The Virginia Electric and Power Co. yesterday warned that its customers will face blackouts and curtailment of service this summer if it is not allowed to operate, by May, one of its nuclear power plants ordered closed this month by the Nuclear Regulatory Commission.
The power company issued the warning after determining that its preliminary evaluation of the problem at the Surry, Va. plant -- originally expected to be completed this week -- will not be finished until May.
The company is asking the NRC for permission to operate the plant on an interim basis after the preliminary analysis is done and before the final analysis is completed several months later.
If the NRC refuses interim service, "Vepco would have inadequate generating capability this summer and curtailments may be required," the company said in a statement released last night.
NRC officials could not be reached for comment last night. A commission spokesman said that NRC and Vepco members met yesterday morning but he was unaware of what transpired.
A source close to the situation, however, said that the May deadline for the analysis was contrary to what the power company had led commission members to believe.
On March 13 five nuclear plants, including two units at Surry, were ordered closed by the NRC when it found the computer codes that designed earthquake resistance of the piping in the cooling system were in error. The NRC expressed fears that the flaws might cause the pipes that carry collant to the nuclear units to rupture during an earthquake.
One of the Surry units, however, already had been shut down before the NRC order because one of its steam generators needed to be replaced.
Vepco has estimated that it will spend $10 million more a month to generate power because of the Surry shutdown. A Vepco spokesman yesterday said if the interim operation is not approved Vepco may not be able to purchase enough replacement power from neighboring utilities to make up for the loss of the Surry plant and that he did not know how much more might be added to the estimated $10 million a month.

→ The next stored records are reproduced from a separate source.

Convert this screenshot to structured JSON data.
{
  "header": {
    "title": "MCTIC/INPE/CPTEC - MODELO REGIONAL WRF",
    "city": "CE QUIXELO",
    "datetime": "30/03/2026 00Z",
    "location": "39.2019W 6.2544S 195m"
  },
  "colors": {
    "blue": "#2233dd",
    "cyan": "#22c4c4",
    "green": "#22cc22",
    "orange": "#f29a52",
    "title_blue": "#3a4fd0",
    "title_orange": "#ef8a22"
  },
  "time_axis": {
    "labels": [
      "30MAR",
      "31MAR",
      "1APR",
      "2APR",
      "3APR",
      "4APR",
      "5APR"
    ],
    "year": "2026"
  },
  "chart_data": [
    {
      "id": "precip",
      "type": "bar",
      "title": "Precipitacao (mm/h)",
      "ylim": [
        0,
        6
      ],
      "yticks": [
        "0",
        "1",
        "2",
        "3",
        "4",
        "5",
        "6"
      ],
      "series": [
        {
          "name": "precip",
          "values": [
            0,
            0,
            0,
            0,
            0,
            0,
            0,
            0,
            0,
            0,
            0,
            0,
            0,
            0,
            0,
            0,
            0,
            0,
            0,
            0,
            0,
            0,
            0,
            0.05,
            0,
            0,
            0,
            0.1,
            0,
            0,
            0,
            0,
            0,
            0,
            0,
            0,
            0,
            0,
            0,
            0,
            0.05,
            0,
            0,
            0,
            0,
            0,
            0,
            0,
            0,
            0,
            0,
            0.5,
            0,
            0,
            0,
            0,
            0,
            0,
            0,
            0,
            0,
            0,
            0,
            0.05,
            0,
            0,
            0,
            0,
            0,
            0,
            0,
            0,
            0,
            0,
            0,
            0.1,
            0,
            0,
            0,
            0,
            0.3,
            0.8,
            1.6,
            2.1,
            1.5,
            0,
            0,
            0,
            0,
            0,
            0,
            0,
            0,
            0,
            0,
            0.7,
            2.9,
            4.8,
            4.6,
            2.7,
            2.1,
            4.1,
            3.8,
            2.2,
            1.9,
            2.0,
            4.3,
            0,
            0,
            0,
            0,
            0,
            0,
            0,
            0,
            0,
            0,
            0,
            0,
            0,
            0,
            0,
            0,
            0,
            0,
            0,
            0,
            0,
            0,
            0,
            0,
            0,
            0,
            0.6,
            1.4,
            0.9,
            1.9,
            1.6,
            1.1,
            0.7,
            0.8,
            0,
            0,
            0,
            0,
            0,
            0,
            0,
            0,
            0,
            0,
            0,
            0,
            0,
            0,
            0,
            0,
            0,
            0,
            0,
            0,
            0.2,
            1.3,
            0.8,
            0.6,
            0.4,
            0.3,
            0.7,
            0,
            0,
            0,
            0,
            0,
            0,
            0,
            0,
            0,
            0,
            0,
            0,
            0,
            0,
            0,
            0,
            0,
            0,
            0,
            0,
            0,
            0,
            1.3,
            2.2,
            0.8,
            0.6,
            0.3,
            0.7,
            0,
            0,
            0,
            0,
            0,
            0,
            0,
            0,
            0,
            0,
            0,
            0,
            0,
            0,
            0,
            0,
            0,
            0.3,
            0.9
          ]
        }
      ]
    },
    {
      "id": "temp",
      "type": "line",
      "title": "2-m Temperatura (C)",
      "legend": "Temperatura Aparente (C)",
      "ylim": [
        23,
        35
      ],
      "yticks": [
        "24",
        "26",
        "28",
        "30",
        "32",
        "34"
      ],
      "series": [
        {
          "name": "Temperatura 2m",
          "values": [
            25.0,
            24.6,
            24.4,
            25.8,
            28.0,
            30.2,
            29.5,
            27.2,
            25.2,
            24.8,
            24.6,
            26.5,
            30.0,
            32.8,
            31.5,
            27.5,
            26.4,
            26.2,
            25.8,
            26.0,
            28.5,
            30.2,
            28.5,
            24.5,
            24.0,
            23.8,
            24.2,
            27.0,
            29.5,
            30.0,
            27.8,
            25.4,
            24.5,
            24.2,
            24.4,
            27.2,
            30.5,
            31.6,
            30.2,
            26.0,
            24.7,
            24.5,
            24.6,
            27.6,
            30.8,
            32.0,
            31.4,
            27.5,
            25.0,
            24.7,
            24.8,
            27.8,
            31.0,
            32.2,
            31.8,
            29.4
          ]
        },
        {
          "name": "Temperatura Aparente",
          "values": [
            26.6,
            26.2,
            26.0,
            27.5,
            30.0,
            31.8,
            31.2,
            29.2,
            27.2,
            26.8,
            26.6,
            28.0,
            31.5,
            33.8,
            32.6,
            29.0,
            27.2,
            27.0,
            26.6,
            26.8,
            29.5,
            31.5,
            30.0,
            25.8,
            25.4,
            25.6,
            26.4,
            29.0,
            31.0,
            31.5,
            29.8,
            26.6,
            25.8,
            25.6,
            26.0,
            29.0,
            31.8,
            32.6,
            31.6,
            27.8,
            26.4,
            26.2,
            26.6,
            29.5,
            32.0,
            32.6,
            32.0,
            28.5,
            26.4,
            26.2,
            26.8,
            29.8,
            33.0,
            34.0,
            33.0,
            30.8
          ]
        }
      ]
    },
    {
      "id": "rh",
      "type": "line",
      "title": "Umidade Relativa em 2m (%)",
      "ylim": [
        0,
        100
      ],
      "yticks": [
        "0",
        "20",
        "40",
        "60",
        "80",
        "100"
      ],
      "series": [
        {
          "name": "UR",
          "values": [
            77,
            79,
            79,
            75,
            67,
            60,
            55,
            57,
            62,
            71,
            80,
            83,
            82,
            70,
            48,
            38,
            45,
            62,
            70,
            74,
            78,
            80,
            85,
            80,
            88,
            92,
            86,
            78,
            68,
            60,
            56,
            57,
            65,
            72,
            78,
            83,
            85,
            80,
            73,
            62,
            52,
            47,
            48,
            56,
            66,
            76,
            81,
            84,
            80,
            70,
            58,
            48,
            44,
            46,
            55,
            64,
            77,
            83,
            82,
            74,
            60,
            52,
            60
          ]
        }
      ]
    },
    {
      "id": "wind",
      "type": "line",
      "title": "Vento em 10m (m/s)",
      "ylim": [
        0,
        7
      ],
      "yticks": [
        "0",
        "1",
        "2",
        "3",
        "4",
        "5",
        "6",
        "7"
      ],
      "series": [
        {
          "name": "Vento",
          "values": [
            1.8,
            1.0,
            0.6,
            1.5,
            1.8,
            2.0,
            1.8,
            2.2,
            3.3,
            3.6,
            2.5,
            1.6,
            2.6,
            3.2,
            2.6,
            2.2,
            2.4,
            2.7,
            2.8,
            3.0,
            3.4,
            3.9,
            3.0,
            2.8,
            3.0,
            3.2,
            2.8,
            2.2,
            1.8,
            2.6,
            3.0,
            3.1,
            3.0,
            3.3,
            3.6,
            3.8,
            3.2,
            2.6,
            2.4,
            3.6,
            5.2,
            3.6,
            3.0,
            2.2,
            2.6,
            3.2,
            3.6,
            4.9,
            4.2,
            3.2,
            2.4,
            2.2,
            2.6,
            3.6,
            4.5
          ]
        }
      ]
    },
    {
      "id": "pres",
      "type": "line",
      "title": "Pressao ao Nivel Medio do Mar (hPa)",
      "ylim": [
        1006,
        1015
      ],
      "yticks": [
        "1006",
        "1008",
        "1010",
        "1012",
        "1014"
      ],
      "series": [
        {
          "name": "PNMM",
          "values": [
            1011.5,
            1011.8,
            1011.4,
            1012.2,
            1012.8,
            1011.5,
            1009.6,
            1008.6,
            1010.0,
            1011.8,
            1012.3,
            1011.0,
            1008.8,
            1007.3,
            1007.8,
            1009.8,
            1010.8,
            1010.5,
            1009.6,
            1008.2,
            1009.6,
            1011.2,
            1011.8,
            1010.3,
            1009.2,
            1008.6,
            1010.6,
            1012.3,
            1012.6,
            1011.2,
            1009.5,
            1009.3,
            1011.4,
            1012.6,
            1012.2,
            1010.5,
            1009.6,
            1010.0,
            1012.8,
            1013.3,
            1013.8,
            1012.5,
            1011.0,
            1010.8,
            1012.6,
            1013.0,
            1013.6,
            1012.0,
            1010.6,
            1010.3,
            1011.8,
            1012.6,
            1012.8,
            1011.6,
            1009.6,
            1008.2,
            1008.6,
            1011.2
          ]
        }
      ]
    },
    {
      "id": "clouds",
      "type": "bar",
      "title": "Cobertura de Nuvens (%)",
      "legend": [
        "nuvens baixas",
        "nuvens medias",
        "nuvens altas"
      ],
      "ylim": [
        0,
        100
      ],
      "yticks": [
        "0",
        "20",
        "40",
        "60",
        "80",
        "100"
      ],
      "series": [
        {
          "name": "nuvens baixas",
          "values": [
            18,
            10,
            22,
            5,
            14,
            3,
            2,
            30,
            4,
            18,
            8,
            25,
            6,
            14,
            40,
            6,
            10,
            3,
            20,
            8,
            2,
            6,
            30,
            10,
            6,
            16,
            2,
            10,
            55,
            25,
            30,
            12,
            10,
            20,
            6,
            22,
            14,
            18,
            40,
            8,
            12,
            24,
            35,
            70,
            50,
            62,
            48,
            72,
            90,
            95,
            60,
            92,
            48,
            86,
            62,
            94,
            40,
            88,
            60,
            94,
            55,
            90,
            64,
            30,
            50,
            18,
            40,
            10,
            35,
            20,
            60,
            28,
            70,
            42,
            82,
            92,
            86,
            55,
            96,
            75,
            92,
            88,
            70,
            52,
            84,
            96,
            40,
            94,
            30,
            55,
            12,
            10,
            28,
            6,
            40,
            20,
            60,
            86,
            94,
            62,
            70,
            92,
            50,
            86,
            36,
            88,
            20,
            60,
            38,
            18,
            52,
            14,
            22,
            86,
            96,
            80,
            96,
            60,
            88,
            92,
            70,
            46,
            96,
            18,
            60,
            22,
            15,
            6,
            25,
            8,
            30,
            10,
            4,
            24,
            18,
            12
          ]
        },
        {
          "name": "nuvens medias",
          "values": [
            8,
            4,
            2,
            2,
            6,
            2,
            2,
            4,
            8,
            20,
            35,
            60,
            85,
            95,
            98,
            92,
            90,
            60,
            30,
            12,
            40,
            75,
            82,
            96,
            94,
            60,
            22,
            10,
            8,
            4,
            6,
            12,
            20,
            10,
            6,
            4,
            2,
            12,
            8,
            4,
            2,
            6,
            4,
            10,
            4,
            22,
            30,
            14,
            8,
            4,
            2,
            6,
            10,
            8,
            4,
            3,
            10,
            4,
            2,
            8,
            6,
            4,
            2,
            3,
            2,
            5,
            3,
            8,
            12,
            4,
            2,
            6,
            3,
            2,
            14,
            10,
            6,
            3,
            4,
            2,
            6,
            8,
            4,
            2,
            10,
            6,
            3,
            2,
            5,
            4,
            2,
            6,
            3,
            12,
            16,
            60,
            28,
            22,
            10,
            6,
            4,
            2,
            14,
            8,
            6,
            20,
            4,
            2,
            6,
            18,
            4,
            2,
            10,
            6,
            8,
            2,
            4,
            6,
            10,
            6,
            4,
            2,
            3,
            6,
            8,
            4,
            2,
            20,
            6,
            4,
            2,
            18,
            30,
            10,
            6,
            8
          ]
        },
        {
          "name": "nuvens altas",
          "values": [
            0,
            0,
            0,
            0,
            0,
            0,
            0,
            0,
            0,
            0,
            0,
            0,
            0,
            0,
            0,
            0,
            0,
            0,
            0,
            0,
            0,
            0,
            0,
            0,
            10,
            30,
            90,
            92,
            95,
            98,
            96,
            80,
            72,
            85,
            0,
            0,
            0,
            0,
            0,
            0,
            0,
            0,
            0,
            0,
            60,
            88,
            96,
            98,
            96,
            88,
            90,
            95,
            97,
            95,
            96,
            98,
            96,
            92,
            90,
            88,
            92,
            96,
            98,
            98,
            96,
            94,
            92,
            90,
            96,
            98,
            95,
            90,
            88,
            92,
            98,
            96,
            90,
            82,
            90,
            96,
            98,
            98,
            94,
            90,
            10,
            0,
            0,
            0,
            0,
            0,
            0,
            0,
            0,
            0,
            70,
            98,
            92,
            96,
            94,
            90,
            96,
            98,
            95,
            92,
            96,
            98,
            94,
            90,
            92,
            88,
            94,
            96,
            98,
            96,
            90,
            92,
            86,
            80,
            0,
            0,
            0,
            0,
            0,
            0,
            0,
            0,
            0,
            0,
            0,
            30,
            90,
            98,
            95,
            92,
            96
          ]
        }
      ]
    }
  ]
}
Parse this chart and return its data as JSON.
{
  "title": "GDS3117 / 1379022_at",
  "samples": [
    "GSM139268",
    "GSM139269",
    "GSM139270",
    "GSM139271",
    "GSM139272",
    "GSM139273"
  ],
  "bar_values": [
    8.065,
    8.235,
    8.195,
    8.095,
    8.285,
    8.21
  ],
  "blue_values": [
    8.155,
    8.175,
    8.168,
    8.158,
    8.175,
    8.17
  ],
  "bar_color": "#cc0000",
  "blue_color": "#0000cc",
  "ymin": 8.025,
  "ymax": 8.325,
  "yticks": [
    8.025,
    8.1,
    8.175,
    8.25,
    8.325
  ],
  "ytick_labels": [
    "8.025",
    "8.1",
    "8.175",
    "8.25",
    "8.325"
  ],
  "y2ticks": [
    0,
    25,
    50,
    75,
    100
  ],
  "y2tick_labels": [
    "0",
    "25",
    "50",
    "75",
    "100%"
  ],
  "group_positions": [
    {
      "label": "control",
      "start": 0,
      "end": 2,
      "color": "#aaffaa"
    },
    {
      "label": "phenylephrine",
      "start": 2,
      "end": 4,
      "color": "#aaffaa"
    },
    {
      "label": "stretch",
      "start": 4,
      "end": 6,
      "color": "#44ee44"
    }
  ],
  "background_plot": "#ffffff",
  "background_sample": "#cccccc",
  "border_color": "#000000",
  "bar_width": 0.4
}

Vepco said that its 1.3 million customers would have to pay 8 percent more in their bills to cover the costs of buying oil for conventional plants to generate power during the Surry shutdown.
The computer errors that caused the shutdown were blamed on work done by the Boston engineering firm of Stone and Webster, the same firm that is performing the preliminary analysis of the Surry problem.
The deadline for the preliminary evaluation was altered "ater further assessment of the scope of work required," Spencer said. "We hope this evaluation will demonstrate to the NRC that the plant can safely resume operations on an interim basis pending completion of the more extensive and detailed analysis."
The Vepco spokesman said that the curtailment of service would be similar to that experienced in January 17, 1977 when a nuclear power station was shut down by ice floes and two conventional generating plants froze up.
At that time more than a third of Vepco's 300,000 Northern Virginia customers had their electricity cut off for up to 2 1/2 hours. If curtailment is necessary it would affect customers on a rotating basis.